Book Review: The Gap of Time by Jeanette Winterson

October 2015 Hogarth Shakespeare

This was a terrific read, one that I recommend. It’s a retelling (or, as the author calls it, a “cover”) of Shakespeare’s The Winter’s Tale. It’s part of a series of retelling of his plays by different well-known authors like Margaret Atwood and Gillian Flynn.

Now, normally this kind of idea sounds too commercial to me. It raises a lot of skepticism on my part. Just because an author works with their own ideas well doesn’t mean they’re automatically going to be able to make something out of Shakespeare’s works. But, Shakespeare was himself commercial. His plays were presented alongside bear-baiting, a horrible blood sport that centered on the torment of a bound animal. So no matter what we think of Shakespeare today, in his time he was the definition of commercial.

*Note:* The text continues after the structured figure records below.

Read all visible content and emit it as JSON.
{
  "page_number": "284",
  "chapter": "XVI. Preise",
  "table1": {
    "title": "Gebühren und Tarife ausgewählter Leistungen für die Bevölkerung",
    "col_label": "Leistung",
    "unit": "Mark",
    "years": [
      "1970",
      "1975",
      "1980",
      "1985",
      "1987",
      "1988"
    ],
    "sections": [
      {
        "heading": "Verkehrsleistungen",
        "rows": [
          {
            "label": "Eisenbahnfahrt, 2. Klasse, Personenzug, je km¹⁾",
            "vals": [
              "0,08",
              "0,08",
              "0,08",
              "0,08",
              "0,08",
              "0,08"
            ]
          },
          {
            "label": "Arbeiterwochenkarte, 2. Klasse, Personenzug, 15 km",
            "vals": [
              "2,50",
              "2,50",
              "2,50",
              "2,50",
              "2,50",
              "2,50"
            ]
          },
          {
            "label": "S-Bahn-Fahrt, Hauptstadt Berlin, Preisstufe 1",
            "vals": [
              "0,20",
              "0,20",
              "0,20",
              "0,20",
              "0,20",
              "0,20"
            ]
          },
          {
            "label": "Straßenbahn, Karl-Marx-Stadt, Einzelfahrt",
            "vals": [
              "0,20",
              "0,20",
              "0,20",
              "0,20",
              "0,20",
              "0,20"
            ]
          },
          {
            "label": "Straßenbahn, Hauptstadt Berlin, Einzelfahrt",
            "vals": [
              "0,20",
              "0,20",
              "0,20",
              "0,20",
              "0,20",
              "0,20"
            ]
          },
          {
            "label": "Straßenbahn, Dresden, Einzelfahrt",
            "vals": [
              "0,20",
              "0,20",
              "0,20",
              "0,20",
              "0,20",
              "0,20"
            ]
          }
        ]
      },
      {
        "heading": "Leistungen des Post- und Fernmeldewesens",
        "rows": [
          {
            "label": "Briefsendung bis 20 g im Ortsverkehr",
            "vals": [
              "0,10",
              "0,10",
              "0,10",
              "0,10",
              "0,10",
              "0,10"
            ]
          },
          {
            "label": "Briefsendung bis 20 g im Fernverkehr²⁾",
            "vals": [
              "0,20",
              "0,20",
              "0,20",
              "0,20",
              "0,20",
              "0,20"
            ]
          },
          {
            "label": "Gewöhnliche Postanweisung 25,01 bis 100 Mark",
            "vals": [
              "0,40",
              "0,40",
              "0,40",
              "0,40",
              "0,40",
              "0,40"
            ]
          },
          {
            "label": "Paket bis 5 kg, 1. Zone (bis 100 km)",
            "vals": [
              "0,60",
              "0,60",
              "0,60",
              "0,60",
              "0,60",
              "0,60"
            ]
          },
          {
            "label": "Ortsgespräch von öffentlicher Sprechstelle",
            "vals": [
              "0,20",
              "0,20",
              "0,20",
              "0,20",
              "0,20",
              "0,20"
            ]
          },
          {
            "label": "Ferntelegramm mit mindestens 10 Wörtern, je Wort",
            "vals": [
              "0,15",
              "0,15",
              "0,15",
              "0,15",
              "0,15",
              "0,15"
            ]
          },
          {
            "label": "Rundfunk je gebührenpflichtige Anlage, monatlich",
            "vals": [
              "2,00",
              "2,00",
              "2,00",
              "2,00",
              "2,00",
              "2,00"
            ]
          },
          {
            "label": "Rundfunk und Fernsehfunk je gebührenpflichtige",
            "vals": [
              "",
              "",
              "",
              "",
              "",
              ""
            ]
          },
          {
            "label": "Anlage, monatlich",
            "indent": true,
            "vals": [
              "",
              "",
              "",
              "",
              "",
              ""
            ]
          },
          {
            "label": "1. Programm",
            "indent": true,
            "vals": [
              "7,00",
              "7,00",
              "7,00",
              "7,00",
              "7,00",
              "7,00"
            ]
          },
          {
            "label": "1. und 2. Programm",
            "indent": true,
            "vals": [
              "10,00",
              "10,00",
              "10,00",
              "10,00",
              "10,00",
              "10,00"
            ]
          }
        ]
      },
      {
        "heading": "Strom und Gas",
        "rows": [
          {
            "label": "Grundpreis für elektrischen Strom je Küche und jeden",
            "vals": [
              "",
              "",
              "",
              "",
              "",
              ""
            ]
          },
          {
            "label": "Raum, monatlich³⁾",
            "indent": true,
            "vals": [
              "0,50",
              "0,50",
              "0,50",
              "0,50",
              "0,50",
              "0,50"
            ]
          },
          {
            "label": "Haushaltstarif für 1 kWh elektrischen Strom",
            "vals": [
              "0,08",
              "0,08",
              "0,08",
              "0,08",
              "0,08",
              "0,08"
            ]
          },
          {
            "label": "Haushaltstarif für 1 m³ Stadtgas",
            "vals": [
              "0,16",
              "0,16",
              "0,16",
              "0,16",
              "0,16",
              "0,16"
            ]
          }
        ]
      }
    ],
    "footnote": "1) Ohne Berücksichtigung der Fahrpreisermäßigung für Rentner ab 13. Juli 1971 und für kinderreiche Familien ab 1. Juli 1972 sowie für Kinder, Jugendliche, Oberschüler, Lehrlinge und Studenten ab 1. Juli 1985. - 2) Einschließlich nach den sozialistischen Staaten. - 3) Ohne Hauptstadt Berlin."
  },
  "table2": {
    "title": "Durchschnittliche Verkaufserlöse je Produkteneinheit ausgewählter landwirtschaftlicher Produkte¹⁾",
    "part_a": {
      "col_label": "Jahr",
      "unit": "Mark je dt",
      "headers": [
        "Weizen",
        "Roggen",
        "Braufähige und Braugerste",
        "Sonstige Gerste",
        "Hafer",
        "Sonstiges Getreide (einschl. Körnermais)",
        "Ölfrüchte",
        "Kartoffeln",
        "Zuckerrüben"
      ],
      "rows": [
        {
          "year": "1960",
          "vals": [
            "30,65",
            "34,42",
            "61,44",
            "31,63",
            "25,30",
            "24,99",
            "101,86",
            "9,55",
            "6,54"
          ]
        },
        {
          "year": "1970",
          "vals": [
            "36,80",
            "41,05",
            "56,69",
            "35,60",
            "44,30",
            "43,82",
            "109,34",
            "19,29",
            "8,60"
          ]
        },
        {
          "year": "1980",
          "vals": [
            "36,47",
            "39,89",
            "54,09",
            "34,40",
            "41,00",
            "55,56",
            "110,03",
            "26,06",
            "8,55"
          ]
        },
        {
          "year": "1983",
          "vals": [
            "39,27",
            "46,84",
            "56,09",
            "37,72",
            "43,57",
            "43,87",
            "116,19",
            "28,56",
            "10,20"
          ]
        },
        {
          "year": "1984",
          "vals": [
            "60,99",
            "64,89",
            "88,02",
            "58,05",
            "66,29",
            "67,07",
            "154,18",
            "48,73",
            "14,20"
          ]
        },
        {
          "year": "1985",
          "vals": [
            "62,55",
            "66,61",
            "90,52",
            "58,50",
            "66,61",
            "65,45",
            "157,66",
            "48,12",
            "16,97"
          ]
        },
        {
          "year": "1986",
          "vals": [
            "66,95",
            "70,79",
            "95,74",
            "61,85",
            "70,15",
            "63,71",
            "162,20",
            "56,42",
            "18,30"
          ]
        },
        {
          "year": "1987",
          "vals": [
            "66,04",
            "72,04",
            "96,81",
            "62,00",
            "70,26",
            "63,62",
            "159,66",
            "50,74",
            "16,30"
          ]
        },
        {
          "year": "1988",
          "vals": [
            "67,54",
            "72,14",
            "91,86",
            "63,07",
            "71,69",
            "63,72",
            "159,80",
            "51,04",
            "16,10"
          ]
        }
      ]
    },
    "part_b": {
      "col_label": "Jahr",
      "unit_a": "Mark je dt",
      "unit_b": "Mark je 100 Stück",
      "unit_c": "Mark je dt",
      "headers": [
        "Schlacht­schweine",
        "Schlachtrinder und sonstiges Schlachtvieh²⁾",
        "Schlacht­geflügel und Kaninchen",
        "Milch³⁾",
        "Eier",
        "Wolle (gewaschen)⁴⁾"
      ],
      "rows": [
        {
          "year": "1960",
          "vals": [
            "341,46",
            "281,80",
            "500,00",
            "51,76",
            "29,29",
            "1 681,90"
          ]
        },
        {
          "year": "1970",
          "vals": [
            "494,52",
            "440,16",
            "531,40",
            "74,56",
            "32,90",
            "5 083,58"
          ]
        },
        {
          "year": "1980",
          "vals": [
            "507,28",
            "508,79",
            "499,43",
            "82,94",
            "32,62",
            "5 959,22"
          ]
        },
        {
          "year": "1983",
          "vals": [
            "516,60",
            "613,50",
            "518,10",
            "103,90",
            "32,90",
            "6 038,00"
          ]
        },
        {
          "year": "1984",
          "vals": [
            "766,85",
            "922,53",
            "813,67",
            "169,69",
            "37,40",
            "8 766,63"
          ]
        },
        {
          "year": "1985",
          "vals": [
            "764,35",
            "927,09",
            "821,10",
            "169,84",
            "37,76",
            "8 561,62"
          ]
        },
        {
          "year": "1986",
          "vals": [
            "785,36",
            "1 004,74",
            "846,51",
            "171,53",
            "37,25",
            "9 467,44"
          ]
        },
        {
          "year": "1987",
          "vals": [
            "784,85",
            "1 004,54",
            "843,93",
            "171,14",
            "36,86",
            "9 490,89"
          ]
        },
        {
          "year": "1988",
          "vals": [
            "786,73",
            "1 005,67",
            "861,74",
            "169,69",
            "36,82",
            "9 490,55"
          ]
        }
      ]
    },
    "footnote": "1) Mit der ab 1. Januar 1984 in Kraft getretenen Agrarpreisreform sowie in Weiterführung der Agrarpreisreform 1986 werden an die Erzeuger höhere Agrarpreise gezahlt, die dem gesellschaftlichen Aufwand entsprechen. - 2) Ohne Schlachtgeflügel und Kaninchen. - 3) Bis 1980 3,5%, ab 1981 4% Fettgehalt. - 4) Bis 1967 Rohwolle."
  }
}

So, anyway, about The Gap of Time. The author sets up different sections here to help guide readers through the time jumps and jumps in point of view. I appreciated that very much. I don’t mind at all, and tend to like, when a work makes me think a little; at the time I was reading this, though, I was sick and couldn’t manage as much mental effort as usual. So the divisions really helped keep me settled in the world.

It’s a contemporary world in which a lost orphan–a foundling, really, lost and found through very nicely proposed means–grows up and reconnects with her biological family. The connections don’t come through any efforts of her own; as in Shakespeare’s chaotic worlds, nearly everything is out of the players’ hands and they are swept along on currents that threaten to drown them as easily as deliver them to new lands.

That’s all I’m going to say about this work. Anything else would be a spoiler. I will tell you that it won’t end the way you expect, that you’ll very much enjoy the ride, and that the protagonist will capture you. You will want her to triumph. Whether she will…you’ll have to find out for yourself.